Goslar ist "die Stadt mit der Kaiserpfalz". Vor rund 1.000 Jahren haben sich hier die deutschen Kaiser einen Wohnsitz errichtet. Und den gibt es heute noch, ein beeindruckendes Zeugnis damaliger Herrschaftsarchitektur. Dabei war der Standort Goslar nicht zufällig gewählt. Direkt nebenan lag eine der größten Geldquellen des Reiches: der Rammelsberg. Goslar wurde mit dem Gold, Silber, Blei, Kupfer und Zink aus diesem Bergwerk berühmt und mächtig. Die Grube wurde erst 1988 stillgelegt und 1992 zusammen mit der Kaiserpfalz als UNESCO Weltkulturerbe ausgezeichnet.

Weiter geht die Tour nach Clausthal-Zellerfeld. Dort steht die größte Holzkirche Deutschlands, die seit 2013 wieder im "Originalblau" erstrahlt. Interessant: ein Besuch der Bergwerksanlage Dorotheer Rösche mit ihren mittelalterlichen Abwasserkanälen. Das Besondere daran: Die Wasserversorgung der Erzgruben wurde von einem einzigartigen Teichsystem geleistet. Die sogenannten Teichkaskaden wirken heute fast wie zufällig nebeneinander liegende Seen. Doch mit einem komplizierten Zu- und Abflusssystem waren sie miteinander verbunden, und das in der einen Grube schon benutzte Wasser wurde in einen tiefer gelegenen Teich geleitet, um dann nochmal in einer anderen Grube eingesetzt werden zu können.

Blau gestrichene Kirche mit einem Zwiebelturm

Die größte Holzkirche Deutschlands, die Marktkirche zum Heiligen Geist, befindet sich in Clausthal-Zellerfeld.

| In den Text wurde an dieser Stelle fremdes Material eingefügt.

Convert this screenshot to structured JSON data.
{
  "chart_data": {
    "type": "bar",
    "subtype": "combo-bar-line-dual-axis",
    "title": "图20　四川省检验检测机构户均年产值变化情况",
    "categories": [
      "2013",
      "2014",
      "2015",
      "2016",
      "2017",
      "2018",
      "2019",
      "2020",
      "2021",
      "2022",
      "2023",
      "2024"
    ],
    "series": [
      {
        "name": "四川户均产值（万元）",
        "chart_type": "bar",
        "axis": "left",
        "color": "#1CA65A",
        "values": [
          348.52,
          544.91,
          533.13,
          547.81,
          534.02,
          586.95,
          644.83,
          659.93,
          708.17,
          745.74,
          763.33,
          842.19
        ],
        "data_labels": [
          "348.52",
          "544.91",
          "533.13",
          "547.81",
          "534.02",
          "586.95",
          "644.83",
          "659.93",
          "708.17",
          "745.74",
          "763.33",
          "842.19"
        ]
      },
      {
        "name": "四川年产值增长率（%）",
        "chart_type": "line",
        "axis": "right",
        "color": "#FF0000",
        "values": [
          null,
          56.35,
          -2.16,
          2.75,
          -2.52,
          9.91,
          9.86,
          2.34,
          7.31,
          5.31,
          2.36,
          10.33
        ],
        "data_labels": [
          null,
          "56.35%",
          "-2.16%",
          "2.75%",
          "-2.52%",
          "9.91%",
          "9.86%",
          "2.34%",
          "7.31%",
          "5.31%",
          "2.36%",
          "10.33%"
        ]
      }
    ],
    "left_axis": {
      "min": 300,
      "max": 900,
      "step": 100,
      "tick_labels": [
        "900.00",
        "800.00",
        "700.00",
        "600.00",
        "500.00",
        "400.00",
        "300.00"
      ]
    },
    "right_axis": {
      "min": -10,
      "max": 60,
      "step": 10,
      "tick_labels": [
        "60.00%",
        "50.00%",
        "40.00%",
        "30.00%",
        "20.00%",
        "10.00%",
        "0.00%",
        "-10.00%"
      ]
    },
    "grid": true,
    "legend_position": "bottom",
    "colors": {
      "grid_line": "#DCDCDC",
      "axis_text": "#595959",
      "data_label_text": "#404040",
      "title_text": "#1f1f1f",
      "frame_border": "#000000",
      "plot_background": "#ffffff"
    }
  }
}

Von Clausthal-Zellerfeld fahren wir eine durchaus hügelige Strecke bis nach Einbeck, eine Perle der Fachwerkarchitektur. Früher war der Ort quasi die Welthauptstadt des Bierbrauens (vor 500 Jahren gab es hier 700 Brauereien). Heute profitiert die Stadt nicht nur von ihrem historischen Stadtbild. Eine weitere touristische Attraktion ist "PS.Speicher", ein bemerkenswertes Museum zur Auto- und Motorradgeschichte. Da werden Erinnerungen wach, an unbezahlbare Kinderträume, aber auch an die Reise mit der ersten "Ente" in den Urlaub. Ach ja, und was natürlich nicht vergessen werden darf: Ohne Einbeck gäbe es in ganz Bayern kein Bockbier! Jedenfalls nicht ohne den Einbecker Braumeister, der vom Hofbräuhaus abgeworben wurde und dort anfing, den Bayern das Brauen beizubringen.
Kurz vor der Grenze zu Nordrhein-Westfalen erreicht man den Weser Skywalk mit einem spektakulären Ausblick auf die Weser. Der Weg lohnt sich. Und der folgende Weserradweg nach Höxter ist sowieso ein Traum: keine Autos, kein Stress, nur Sonnenuntergang am Fluss.

Zwei Personen auf einer Aussichtsplattform hoch über einem Fluss

Vom Weser Skywalk bietet sich ein grandioser Ausblick auf den Fluss.

Tipp: Die 90 Kilometer zwischen Clausthal-Zellerfeld und Höxter sind eine typische "E-Bike-Strecke". Wer ohne Antrieb unterwegs ist oder einfach nicht so viel fahren mag, dem sei eine Zwischenübernachtung in Einbeck empfohlen.